Les travailleurs du secteur public au Royaume-Uni obtiennent des augmentations qui dépassent de loin celles de leurs homologues du secteur privé. La Banque d'Angleterre a remarqué cela, et elle n'est pas tout à fait à l'aise avec ce qu'elle observe.
Le gouverneur Andrew Bailey a déclaré le 1er juin que la banque centrale suit de près la croissance des salaires dans le secteur public pour détecter des signes qu’elle pourrait alimenter une inflation plus large. Les salaires du secteur public ont augmenté de 4,8 % sur un an au premier trimestre 2026, tandis que les rémunérations du secteur privé n’ont progressé que de 3,0 %. Ce écart, d’environ 1,8 point de pourcentage, est le type de divergence qui pousse les banquiers centraux à sortir leurs lunettes de lecture.
Le écart salarial et pourquoi il est important
La Banque d'Angleterre suit cette dynamique depuis un certain temps. Dans son rapport sur la politique monétaire de février 2026, la banque centrale a souligné que les salaires du secteur public avaient atteint un pic de croissance de 7,9 % sur les trois mois se terminant en novembre 2025. À cette époque, la Banque d'Angleterre estimait que le risque que ces gains se répercutent sur les salaires du secteur privé était minimal.
L'inflation au Royaume-Uni, mesurée par l'IPC, s'est établie à 2,8 % à la fin mai 2026. Ce chiffre dépasse l'objectif de 2 % de la Banque d'Angleterre, bien qu'il reflète une tendance générale de désinflation par rapport aux niveaux observés pendant la période 2022-2024. Le souci n'est pas que l'inflation soit en train d'échapper à tout contrôle actuellement, mais que les pressions salariales persistantes pourraient empêcher son retour complet à l'objectif.

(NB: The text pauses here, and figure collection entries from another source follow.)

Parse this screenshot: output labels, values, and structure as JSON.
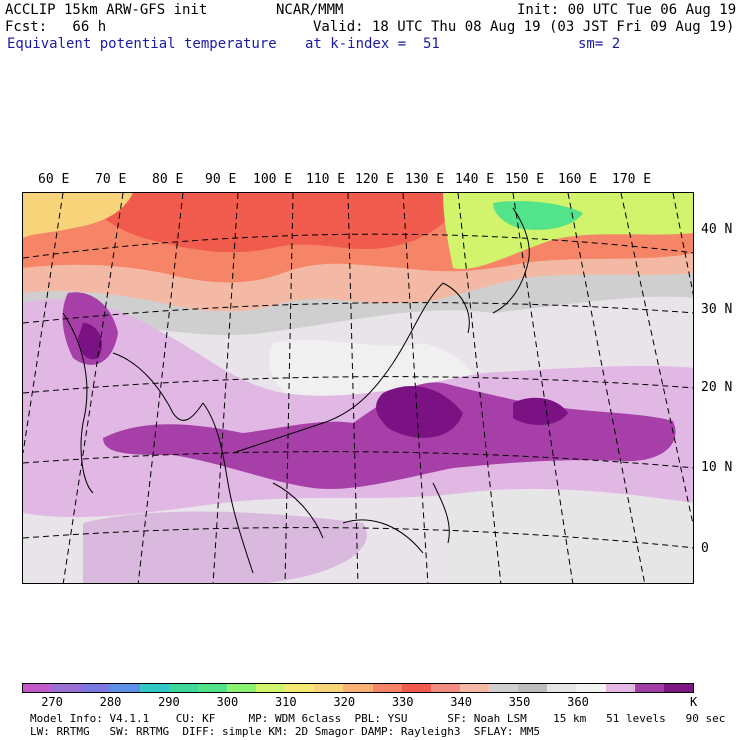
{
  "header": {
    "line1_left": "ACCLIP 15km ARW-GFS init",
    "line1_center": "NCAR/MMM",
    "line1_right": "Init: 00 UTC Tue 06 Aug 19",
    "line2_left": "Fcst:   66 h",
    "line2_right": "Valid: 18 UTC Thu 08 Aug 19 (03 JST Fri 09 Aug 19)",
    "line3_left": "Equivalent potential temperature",
    "line3_center": "at k-index =  51",
    "line3_right": "sm= 2"
  },
  "map": {
    "lon_labels": [
      "60 E",
      "70 E",
      "80 E",
      "90 E",
      "100 E",
      "110 E",
      "120 E",
      "130 E",
      "140 E",
      "150 E",
      "160 E",
      "170 E"
    ],
    "lat_labels": [
      "40 N",
      "30 N",
      "20 N",
      "10 N",
      "0"
    ]
  },
  "colorbar": {
    "colors": [
      "#c359c9",
      "#9a6fd6",
      "#7b78e6",
      "#5c8fe5",
      "#33c6c6",
      "#3fd69c",
      "#53e38a",
      "#8df272",
      "#d2f36c",
      "#f5eb74",
      "#f7d37a",
      "#f7b173",
      "#f58566",
      "#f05b4d",
      "#f48c84",
      "#f4b9a4",
      "#cfcfcf",
      "#bdbdbd",
      "#e5e5e5",
      "#f2f2f2",
      "#e3b8e4",
      "#a23fa4",
      "#7f1483"
    ],
    "tick_labels": [
      "270",
      "280",
      "290",
      "300",
      "310",
      "320",
      "330",
      "340",
      "350",
      "360"
    ],
    "unit": "K"
  },
  "footer": {
    "line1": "Model Info: V4.1.1    CU: KF     MP: WDM 6class  PBL: YSU      SF: Noah LSM    15 km   51 levels   90 sec",
    "line2": "LW: RRTMG   SW: RRTMG  DIFF: simple KM: 2D Smagor DAMP: Rayleigh3  SFLAY: MM5"
  }
}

Une inquiétude familière avec une urgence nouvelle
Les commentaires de Bailey n'existent pas dans un vide. La Banque d'Angleterre a passé la majeure partie de 2022 à 2024 à lutter contre les dynamiques salaires-prix qui menaçaient d'ancrer l'inflation dans l'économie britannique. Pendant cette période, la banque centrale a augmenté les taux de manière agressive pour refroidir la demande et briser la boucle de rétroaction entre les salaires croissants et les prix croissants.
Le moment est également important. La prochaine réunion du Comité de la politique monétaire est prévue pour le 18 juin 2026, à peine deux semaines et demie après les remarques de Bailey. Que cela signifie que le CPM prépare à maintenir les taux stables, ou même à envisager une orientation plus hawkish, dépend des autres données qui seront publiées avant la réunion.
Ce que cela signifie pour les investisseurs
Une inflation à 2,8 %, encore significativement supérieure à l'objectif, associée à une croissance des salaires au-dessus de la tendance dans une grande partie de l'économie, ne constitue pas le contexte qui conduit généralement à des baisses de taux.
Le risque plus profond réside dans ce qui se produirait si le premium salarial du secteur public commençait à tirer les salaires du secteur privé vers le haut. À 3,0 %, la croissance du secteur privé est gérable. Mais si les employeurs commencent à faire face à une pression pour correspondre aux échelles salariales publiques afin de retenir les talents, cet écart de 1,8 point de pourcentage pourrait se réduire par la mauvaise voie — où les salaires privés accélèrent pour rattraper les salaires publics, plutôt que les salaires publics ralentissant.